Jennifer (gaaneden) wrote,
Jennifer
gaaneden

Refilling the Well

Most of the time, when I talk about 'filling the well' I am speaking of metaphorically filling or refilling my creative source. In this case, I'm speaking about reconnecting with old friends and refilling the love between us.

I left for Dundracon certain in my heart it would be my last one. I was certain that I was no longer needed, wanted or loved by either of my main social groups from California (mentally dubbed the Good Omens group and the Team Volare group). So, this was going to be my last, quiet good-bye. I just wanted to see them all one more time before I allowed reality to show me the door.

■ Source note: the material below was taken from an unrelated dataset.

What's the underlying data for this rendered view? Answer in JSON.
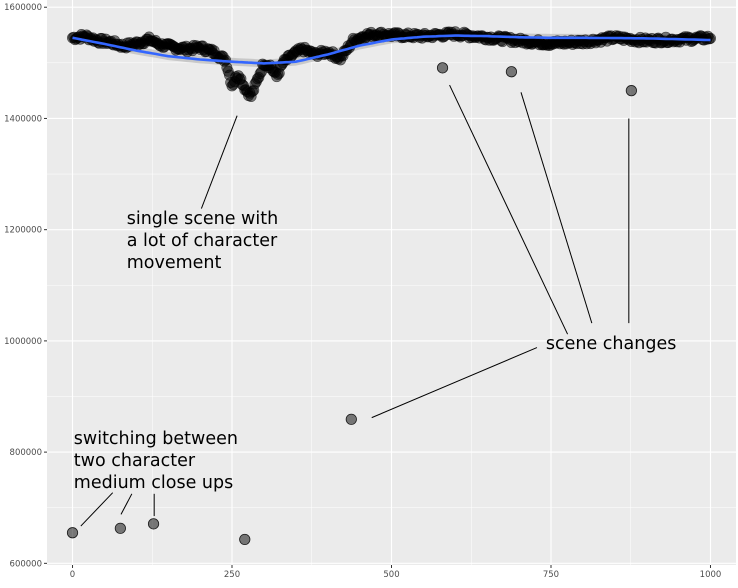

This seems melodramatic now, on the other side of the convention. Not only was I wrong, I was seriously wrong. People were happy to see me. I was welcomed in and so many told me how much they had missed me. Some acted just the way they always act: happy to see me with arms open and ready to game while catching up on the latest they had not read about.

It took me until the second day of convention to realize that a lot of these people don't see each other except at conventions. Or, they see each other rarely. So, the whole time I was thinking that they, as a group, had moved beyond me, they were missing me—and all our other friends—just as much. Thus, no awkward moments and lots of good conversations.

Really, I feel like my adoration well has just been refilled. It's OK to go on with my life. Everyone else's has, too. That's why conventions are such good places to meet up.

And speaking of life moving on...my goodness, there are a lot of babies in the group! With more on the way. I don't want one of my own but I can admit to a fondness towards those of my friends.